From this report :
Contrary to a common belief that the SSID is a WLAN security feature and its exposure a security risk, the SSID is nothing more than a wireless-space group label. It cannot be successfully hidden. Attempts to hide it will not only fail, but will negatively impact WLAN performance, and may result in additional exposure of the SSID to passive scanning.
I can tell you from bitter experience that this is true. This link was brought to my attention a couple of months ago by Mark Leyden when we were trying to debug some mysterious WLAN problems in work. We had been using SSID hiding, and some machines were continually disconnecting and reconnecting to the WLAN. We turned on broadcasting of the SSID and most of the problems just went away.

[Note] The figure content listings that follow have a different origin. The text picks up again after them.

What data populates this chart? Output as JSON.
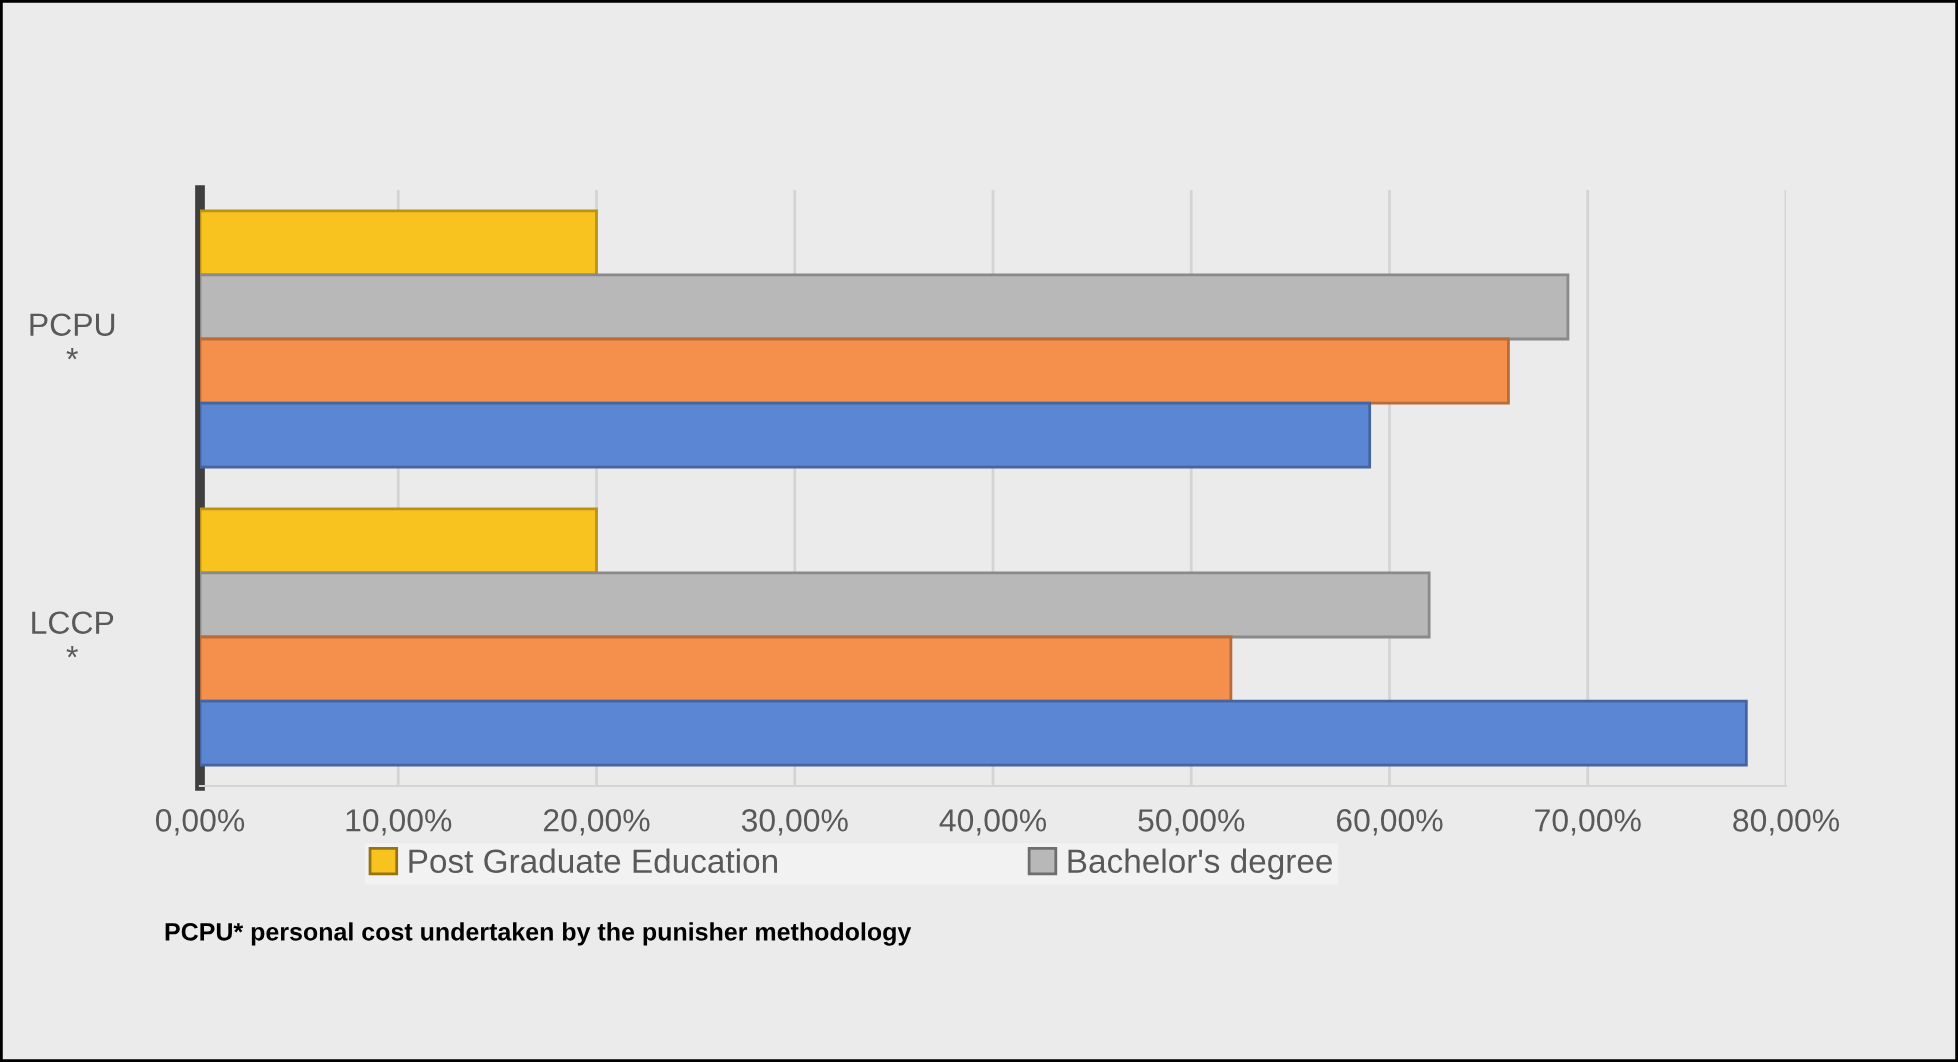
{
  "chart_data": {
    "type": "bar",
    "orientation": "horizontal",
    "categories": [
      "PCPU\n*",
      "LCCP\n*"
    ],
    "series": [
      {
        "name": "Post Graduate Education",
        "color": "#f9c31f",
        "values": [
          20,
          20
        ]
      },
      {
        "name": "Bachelor's degree",
        "color": "#b8b8b8",
        "values": [
          69,
          62
        ]
      },
      {
        "color": "#f4904c",
        "values": [
          66,
          52
        ]
      },
      {
        "color": "#5a86d4",
        "values": [
          59,
          78
        ]
      }
    ],
    "xlim": [
      0,
      80
    ],
    "xticks": [
      {
        "value": 0,
        "label": "0,00%"
      },
      {
        "value": 10,
        "label": "10,00%"
      },
      {
        "value": 20,
        "label": "20,00%"
      },
      {
        "value": 30,
        "label": "30,00%"
      },
      {
        "value": 40,
        "label": "40,00%"
      },
      {
        "value": 50,
        "label": "50,00%"
      },
      {
        "value": 60,
        "label": "60,00%"
      },
      {
        "value": 70,
        "label": "70,00%"
      },
      {
        "value": 80,
        "label": "80,00%"
      }
    ],
    "grid": "x",
    "legend": "bottom",
    "annotations": [
      "PCPU* personal cost undertaken by the punisher methodology"
    ]
  }
}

People in work still come up to me and say “I can see the SSID of the work WLAN – is that such a good idea?” and I have to keep explaining.
Later, I discovered that IBM T60p laptops wouldn’t connect to my home WLAN, even though my trusty iBook never had a problem (my trusty iBook never has a problem). I turned on SSID broadcast, and it worked.
I thought at the time that maybe this was causing my mysterious Wii network connection failure, but didn’t test it (I haven’t used the Wii in forever). Today I did. It works.
Today’s moral – a network with a hidden SSID is a broken network. End of story.